48. A method for preparing a pharmaceutical composition as described in any of claims 1 to 43 comprising or consisting of the steps of:

ii. adding to the product of step i) at least one acidic compound d) as defined in any preceding claim or at least one nucleophilic compound b) as defined in any preceding claim, and then homogenizing the product;

iii. if at least one acidic compound d) is added in step ii) then subsequently adding at least one nucleophilic compound b) as defined in any preceding claim; or if at least one nucleophilic compound b) is added in step ii) then subsequently adding at least one acidic compound d) as defined in any preceding claim; and

iv. homogenizing the product of step iii), thereby obtaining the pharmaceutical composition; optionally wherein the nucleophilic compound b) is an active pharmaceutical ingredient.

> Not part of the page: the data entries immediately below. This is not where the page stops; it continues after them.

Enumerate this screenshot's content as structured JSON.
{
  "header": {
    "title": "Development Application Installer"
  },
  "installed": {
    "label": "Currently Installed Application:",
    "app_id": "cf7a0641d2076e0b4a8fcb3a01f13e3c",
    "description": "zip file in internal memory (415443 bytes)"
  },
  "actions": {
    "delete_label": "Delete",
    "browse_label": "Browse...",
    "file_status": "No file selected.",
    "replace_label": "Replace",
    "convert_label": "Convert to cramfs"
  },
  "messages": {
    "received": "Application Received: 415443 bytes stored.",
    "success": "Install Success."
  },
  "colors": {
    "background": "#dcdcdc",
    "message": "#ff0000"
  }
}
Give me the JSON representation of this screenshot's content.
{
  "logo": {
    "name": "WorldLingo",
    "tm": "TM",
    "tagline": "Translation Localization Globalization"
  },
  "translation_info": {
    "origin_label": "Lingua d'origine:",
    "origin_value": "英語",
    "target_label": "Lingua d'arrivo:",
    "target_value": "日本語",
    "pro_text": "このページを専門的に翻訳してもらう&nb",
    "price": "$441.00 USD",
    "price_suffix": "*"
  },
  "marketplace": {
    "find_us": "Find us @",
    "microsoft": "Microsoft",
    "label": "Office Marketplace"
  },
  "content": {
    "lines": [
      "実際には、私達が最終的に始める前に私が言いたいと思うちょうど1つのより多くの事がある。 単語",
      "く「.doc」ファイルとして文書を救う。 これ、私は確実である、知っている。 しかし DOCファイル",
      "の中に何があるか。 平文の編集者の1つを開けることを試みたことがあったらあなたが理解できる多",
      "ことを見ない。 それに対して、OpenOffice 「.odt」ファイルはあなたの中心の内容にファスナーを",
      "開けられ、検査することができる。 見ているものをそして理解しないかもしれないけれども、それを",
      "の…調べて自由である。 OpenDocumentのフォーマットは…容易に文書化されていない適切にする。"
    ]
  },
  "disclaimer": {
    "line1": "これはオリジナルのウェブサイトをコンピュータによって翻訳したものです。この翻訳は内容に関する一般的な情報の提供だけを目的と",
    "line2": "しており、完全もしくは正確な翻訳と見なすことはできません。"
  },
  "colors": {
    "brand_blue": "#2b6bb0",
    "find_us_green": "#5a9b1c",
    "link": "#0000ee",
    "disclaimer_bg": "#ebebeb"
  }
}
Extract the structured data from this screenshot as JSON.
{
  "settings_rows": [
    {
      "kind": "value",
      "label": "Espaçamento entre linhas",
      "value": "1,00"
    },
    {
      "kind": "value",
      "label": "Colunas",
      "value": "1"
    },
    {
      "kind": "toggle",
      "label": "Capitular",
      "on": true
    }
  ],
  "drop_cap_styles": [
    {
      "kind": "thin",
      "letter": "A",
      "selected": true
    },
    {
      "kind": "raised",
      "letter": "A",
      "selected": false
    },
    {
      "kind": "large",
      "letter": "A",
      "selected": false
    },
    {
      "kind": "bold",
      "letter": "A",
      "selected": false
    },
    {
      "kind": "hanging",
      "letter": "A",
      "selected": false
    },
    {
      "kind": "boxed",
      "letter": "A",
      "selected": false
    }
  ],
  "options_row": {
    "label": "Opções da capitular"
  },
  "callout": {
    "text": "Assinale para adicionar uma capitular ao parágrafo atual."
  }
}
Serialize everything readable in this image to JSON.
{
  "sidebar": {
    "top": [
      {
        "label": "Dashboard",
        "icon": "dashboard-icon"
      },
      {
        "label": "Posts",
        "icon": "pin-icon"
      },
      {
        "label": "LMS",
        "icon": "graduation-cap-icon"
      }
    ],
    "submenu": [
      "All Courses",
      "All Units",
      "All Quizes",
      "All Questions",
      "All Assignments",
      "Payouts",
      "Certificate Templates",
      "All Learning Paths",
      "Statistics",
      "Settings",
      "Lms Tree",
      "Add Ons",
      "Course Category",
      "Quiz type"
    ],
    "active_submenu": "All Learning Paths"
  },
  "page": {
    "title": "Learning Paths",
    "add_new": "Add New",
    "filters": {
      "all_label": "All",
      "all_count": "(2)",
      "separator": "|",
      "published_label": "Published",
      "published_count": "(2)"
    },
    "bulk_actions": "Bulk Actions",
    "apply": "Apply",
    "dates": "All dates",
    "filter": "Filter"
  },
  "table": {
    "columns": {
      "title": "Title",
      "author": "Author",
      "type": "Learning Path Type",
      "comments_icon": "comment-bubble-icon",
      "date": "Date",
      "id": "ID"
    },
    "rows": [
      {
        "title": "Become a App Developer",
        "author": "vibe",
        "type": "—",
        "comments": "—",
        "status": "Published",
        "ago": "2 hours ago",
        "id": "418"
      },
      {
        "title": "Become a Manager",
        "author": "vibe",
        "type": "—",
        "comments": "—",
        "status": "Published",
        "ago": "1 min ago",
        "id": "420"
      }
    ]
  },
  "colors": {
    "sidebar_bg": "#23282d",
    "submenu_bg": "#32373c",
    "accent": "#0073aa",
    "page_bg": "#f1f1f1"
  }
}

49. A method according to any of claims 44 to 48, wherein the nucleophilic compound is not an active pharmaceutical ingredient and an active pharmaceutical ingredient is added after step i).

50. A method according to any of claims 44 to 49, wherein the active pharmaceutical ingredient is previously dissolved in the organic solvent c).

51. A method according to any of claims 44 to 50, wherein the acidic compound d) is previously dissolved in the organic solvent c).

52. A method according to any of claims 44 to 51, wherein the nucleophilic compound b) is previously dissolved in the organic solvent c).

53. A method according to any of claim 44 to 52 wherein the pharmaceutical composition obtained in step iii. or iv. is filtered.

54. A pharmaceutical composition obtainable or obtained by the method of any of claims 44 to 53.